A parlare del libro e a dialogare con Di Francesco è intervenuto Pasquale Profiti, sostituto procuratore alla Procura della Repubblica di Trento, che si è soffermato sul periodo storico in cui vi è stato il passaggio dalla dittatura fascista alla Repubblica, con l’entrata in vigore della Carta costituzionale nel 1948 e sul ruolo che ha avuto, in questa transizione delicata per il Paese, la magistratura.

Al centro dell’incontro, introdotto da Gabriella Di Paolo, ricercatrice di Procedura penale all’Università di Trento, è emersa tutta la passione del “commissario scomodo”, che fu tra i primi, negli anni Settanta, a porre al centro del dibattito pubblico nazionale il tema della necessità di una riforma dell’ordinamento delle forze di polizia, tramite un processo di democratizzazione e sindacalizzazione da porre in essere prima di tutto al suo interno. Occorre ricordare, purtroppo, che, in molti aspetti importanti, la riforma rimane tuttora inattuata.

Convinto sostenitore dell’inscindibilità del binomio sicurezza-giustizia, dal momento che il processo di costruzione di una memoria pubblica non può avere luogo nella società se non è preceduta dalla conoscenza dei fatti storici che si pongono alla sua base, Di Francesco si è soffermato a lungo sulla figura dell’amico e compagno di scuola Emilio Alessandrini, magistrato ucciso dal gruppo terroristico “Prima Linea” il 29 gennaio 1979. 

Poco prima di morire Alessandrini si era occupato dello scandalo finanziario del Banco Ambrosiano e aveva condotto, assieme a Gerardo D’Ambrosio, l’istruttoria per il processo riguardante la strage di Piazza Fontana, avvenuta il 12 dicembre 1969. Un’amicizia che con orgoglio Di Francesco ha voluto ricordare nell’incontro di fronte agli studenti dell’ateneo e alla cittadinanza trentina. Dopo la morte dell’amico magistrato, Di Francesco si è speso nella sua amata terra d’Abruzzo come promotore e presidente dell’associazione culturale onlus “Emilio Alessandrini, uomo d’Abruzzo - magistrato d’Italia”.

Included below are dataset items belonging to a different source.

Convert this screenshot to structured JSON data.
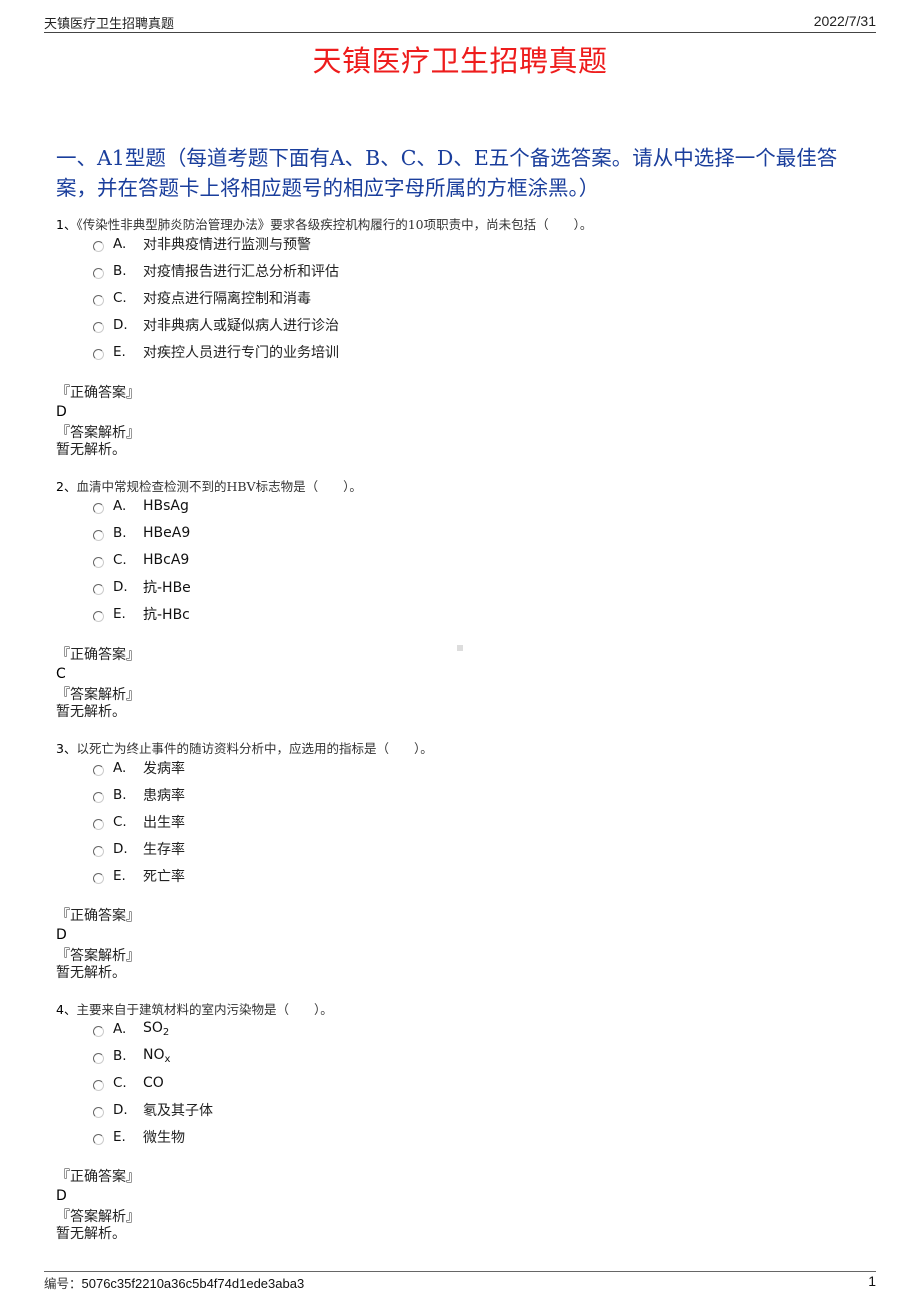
{
  "header": {
    "doc_name": "天镇医疗卫生招聘真题",
    "date": "2022/7/31"
  },
  "title": "天镇医疗卫生招聘真题",
  "section_heading": "一、A1型题（每道考题下面有A、B、C、D、E五个备选答案。请从中选择一个最佳答案，并在答题卡上将相应题号的相应字母所属的方框涂黑。）",
  "labels": {
    "correct_answer": "『正确答案』",
    "analysis": "『答案解析』"
  },
  "questions": [
    {
      "number": "1、",
      "text": "《传染性非典型肺炎防治管理办法》要求各级疾控机构履行的10项职责中，尚未包括（　　）。",
      "options": [
        {
          "letter": "A.",
          "text": "对非典疫情进行监测与预警"
        },
        {
          "letter": "B.",
          "text": "对疫情报告进行汇总分析和评估"
        },
        {
          "letter": "C.",
          "text": "对疫点进行隔离控制和消毒"
        },
        {
          "letter": "D.",
          "text": "对非典病人或疑似病人进行诊治"
        },
        {
          "letter": "E.",
          "text": "对疾控人员进行专门的业务培训"
        }
      ],
      "answer": "D",
      "analysis": "暂无解析。"
    },
    {
      "number": "2、",
      "text": "血清中常规检查检测不到的HBV标志物是（　　）。",
      "options": [
        {
          "letter": "A.",
          "text": "HBsAg"
        },
        {
          "letter": "B.",
          "text": "HBeA9"
        },
        {
          "letter": "C.",
          "text": "HBcA9"
        },
        {
          "letter": "D.",
          "text": "抗-HBe"
        },
        {
          "letter": "E.",
          "text": "抗-HBc"
        }
      ],
      "answer": "C",
      "analysis": "暂无解析。"
    },
    {
      "number": "3、",
      "text": "以死亡为终止事件的随访资料分析中，应选用的指标是（　　）。",
      "options": [
        {
          "letter": "A.",
          "text": "发病率"
        },
        {
          "letter": "B.",
          "text": "患病率"
        },
        {
          "letter": "C.",
          "text": "出生率"
        },
        {
          "letter": "D.",
          "text": "生存率"
        },
        {
          "letter": "E.",
          "text": "死亡率"
        }
      ],
      "answer": "D",
      "analysis": "暂无解析。"
    },
    {
      "number": "4、",
      "text": "主要来自于建筑材料的室内污染物是（　　）。",
      "options": [
        {
          "letter": "A.",
          "text": "SO",
          "sub": "2"
        },
        {
          "letter": "B.",
          "text": "NO",
          "sub": "x"
        },
        {
          "letter": "C.",
          "text": "CO"
        },
        {
          "letter": "D.",
          "text": "氡及其子体"
        },
        {
          "letter": "E.",
          "text": "微生物"
        }
      ],
      "answer": "D",
      "analysis": "暂无解析。"
    }
  ],
  "footer": {
    "id_label": "编号：",
    "id_value": "5076c35f2210a36c5b4f74d1ede3aba3",
    "page_number": "1"
  }
}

Al rapporto tra sicurezza e giustizia Di Francesco ha dato spazio nella sua opera, anche con riguardo alla legge n. 121 del 1981 e al valore sistematico che essa mantiene ancora intatto: nella relazione tra forze dell’ordine e cittadini, la legge ha stabilito che la sicurezza è un diritto da garantire ad ogni persona per il tramite di strutture adeguate al rispetto delle libertà costituzionali. Quelle libertà che, in alcuni e oscuri momenti della storia nazionale, sono state ripetutamente violate e che sempre e ancora esigono, per una loro effettiva garanzia, il contributo sinergico delle forze dell’ordine e della società civile.

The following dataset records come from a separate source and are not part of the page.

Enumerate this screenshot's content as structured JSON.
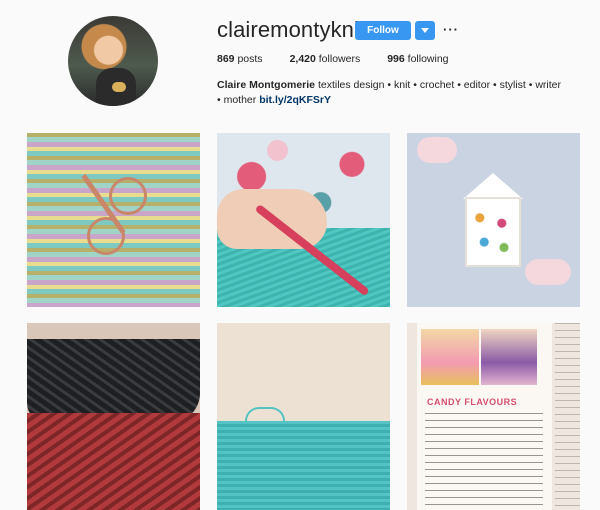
{
  "profile": {
    "username": "clairemontyknits",
    "follow_label": "Follow",
    "more_label": "···",
    "stats": [
      {
        "value": "869",
        "label": "posts"
      },
      {
        "value": "2,420",
        "label": "followers"
      },
      {
        "value": "996",
        "label": "following"
      }
    ],
    "bio": {
      "name": "Claire Montgomerie",
      "text": "textiles design • knit • crochet • editor • stylist • writer • mother",
      "link": "bit.ly/2qKFSrY"
    }
  },
  "posts": [
    {
      "id": "post-1"
    },
    {
      "id": "post-2"
    },
    {
      "id": "post-3"
    },
    {
      "id": "post-4"
    },
    {
      "id": "post-5"
    },
    {
      "id": "post-6",
      "heading": "CANDY FLAVOURS"
    }
  ],
  "colors": {
    "follow_button": "#3897f0",
    "link": "#003569",
    "text": "#262626",
    "background": "#fafafa"
  },
  "icons": {
    "dropdown": "chevron-down-icon",
    "more": "more-options-icon"
  }
}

L'incontro successivo del ciclo ha proseguito in questo percorso di costruzione di una memoria pubblica tramite la conoscenza dei fatti, per il tramite di coloro che dei medesimi sono stati i protagonisti; in particolare ci si è soffermati sulle vicende riguardanti la Loggia P2 viste attraverso lo sguardo di Tina Anselmi, presidente della relativa commissione d'inchiesta dal 1981 al 1985.